Tuesday, August 11, 2009

First blood

For a change, and a challenge, I thought it a good idea to fish a different stretch of river. It's often hard to leave the comfort zone when you've had a good session or two but then again you can try to ride your luck elsewhere.

I'd checked the weather forecast on the BBC website and rain was predicted to arrive after dark. I put the brolly in, just in case they were right. As I got out of the car on arriving at the river to meet a customer at five the rain arrived. Just a light shower that soon passed. After doing the dodgy deal I got back in the car and set off to look at another stretch I had yet to fish. Half a mile along the road the rain came back. Heavier and more persistent this time. Knowing that a walk would be involved I carried on to the stretch I'd walked on Sunday. I could fish closer to the car there.

Getting the gear out of the car I realised that I had no PVA bags of pellets tied up, and trying to tie them under a brolly would be almost impossible. I left the rucksack and rods in the rain and jumped in the back of the car with my pellet bucket. I spent fifteen minutes or so making up pellet bags and eating my butties before trotting (more like limping!) off upstream.

The rain eased as I walked past the only other angler on the bank. I dropped my tackle by the first swim I fancied, but I was compelled to have a look at the next swim along. There was definitely something about it. Maybe the flow patterns appealed subconsciously. The gear was moved and carried gingerly down the bank.

The first task was to cast a lead around to get a feel for the swim. Then I droppered out some pellets upstream and about a third of the way across the river. Some more pellets were thrown downstream (I forgot my catty) about a rod length out. An 8mm crab Pellet-O went upstream and an Oyster and Mussel boilie downstream. By six thirty I was settled in with the brolly up - rather pointlessly as it turned out. The high bank at my back made it difficult to get the brolly angled to get any real shelter from the light rain, especially with the upstream wind that was blowing. Still, it wasn't cold and the rain was more of a drizzle.
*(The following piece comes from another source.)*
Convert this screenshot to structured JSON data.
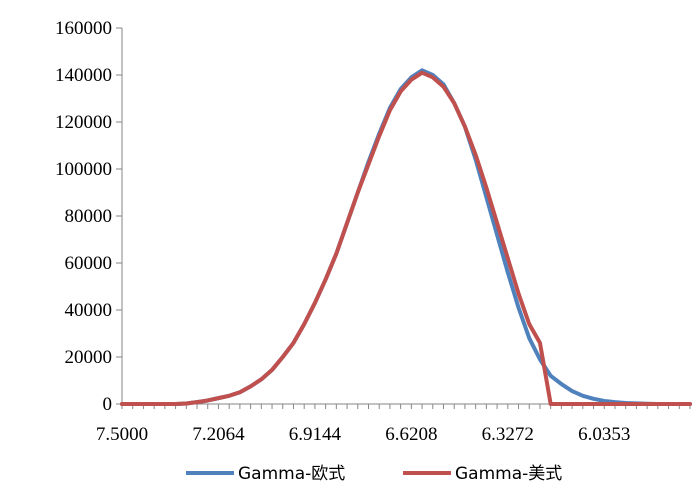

Even with the rain there were swallows wheeling around and twittering. They will be feeding up ready for their long journey south. There was certainly a good hatch of some sort of flies on the river so they should be well fuelled.

It wasn't long before something showed an interest in the pellet. The rod shook and the line fell slack, but there was nothing attached when I wound down. Then there was a really sharp chub knock on the boilie rod. I thought I might be in with a chance of a fish of some description.

As the light was starting to fade, early with the heavy cloud cover, there was another shake of the pellet rod and this time the line fell slack, and slacker, eventually moving downstream and into the wind. That had to be a hooked fish. Sure enough there was a fish kicking when I got a tight line. Eel. Fortunately lip-hooked and not wrapped up the line it was easily flicked from the hook.

Half an hour later the boilie rod started dancing and a feisty chub of some four pounds was netted. That would do me for a first session on the stretch. I hadn't blanked. I'd fish until ten come what may. I'd seen enough of the stretch to want to return.

At half nine I started to tidy the gear away. I'd put the rods on my short sticks with the alarms attached. While I was sorting the gear out I switched the alarms on. There not being anyone around to disturb should one go off. The rucksack, chair and bucket were carried up the bank and I was stood watching the rods for the final few minutes when the tip of the pellet rod tapped. I was watching it for further movement when the other alarm sounded out a one-toner. The rod was pivoted round on the rest and the butt off the deck!

I grabbed the rod and applied finger pressure to the spool as the fish continued taking line against the baitrunner. I flicked the 'runner off and started to make some impression. Not being too sure what the river bed was like in front of me I leaned into the fish and it came upstream. When it passed me and carried on upstream I was beginning to wonder what it might be. As I stopped its powerful run out to mid-river it rolled over on the surface and soon after was in the net. Nice! I staked the net and scrabbled up the bank for the scales - the sling was in my quiver still by the rods.

A starter for ten

The fish looked a 'nine', but felt heavier. The Avon's needle removed any doubt by spinning round more than 360 degrees. Back in the net for a rest while I sorted the camera out. There was more of that damp stuff falling now, so I threw my towel over the camera while I carried the fish up the bank. A few snaps then back to the water. As soon as the mesh was submerged the barbel was trying to swim away. I dropped the net cord and helped her over it. Away she went, swimming strongly out of the beam of my head torch. I finished packing the rods and net away. I ate a Nutrigrain bar before trudging back to the car damp, but satisfied that a combination of instinct and watercraft had put a fish on the bank.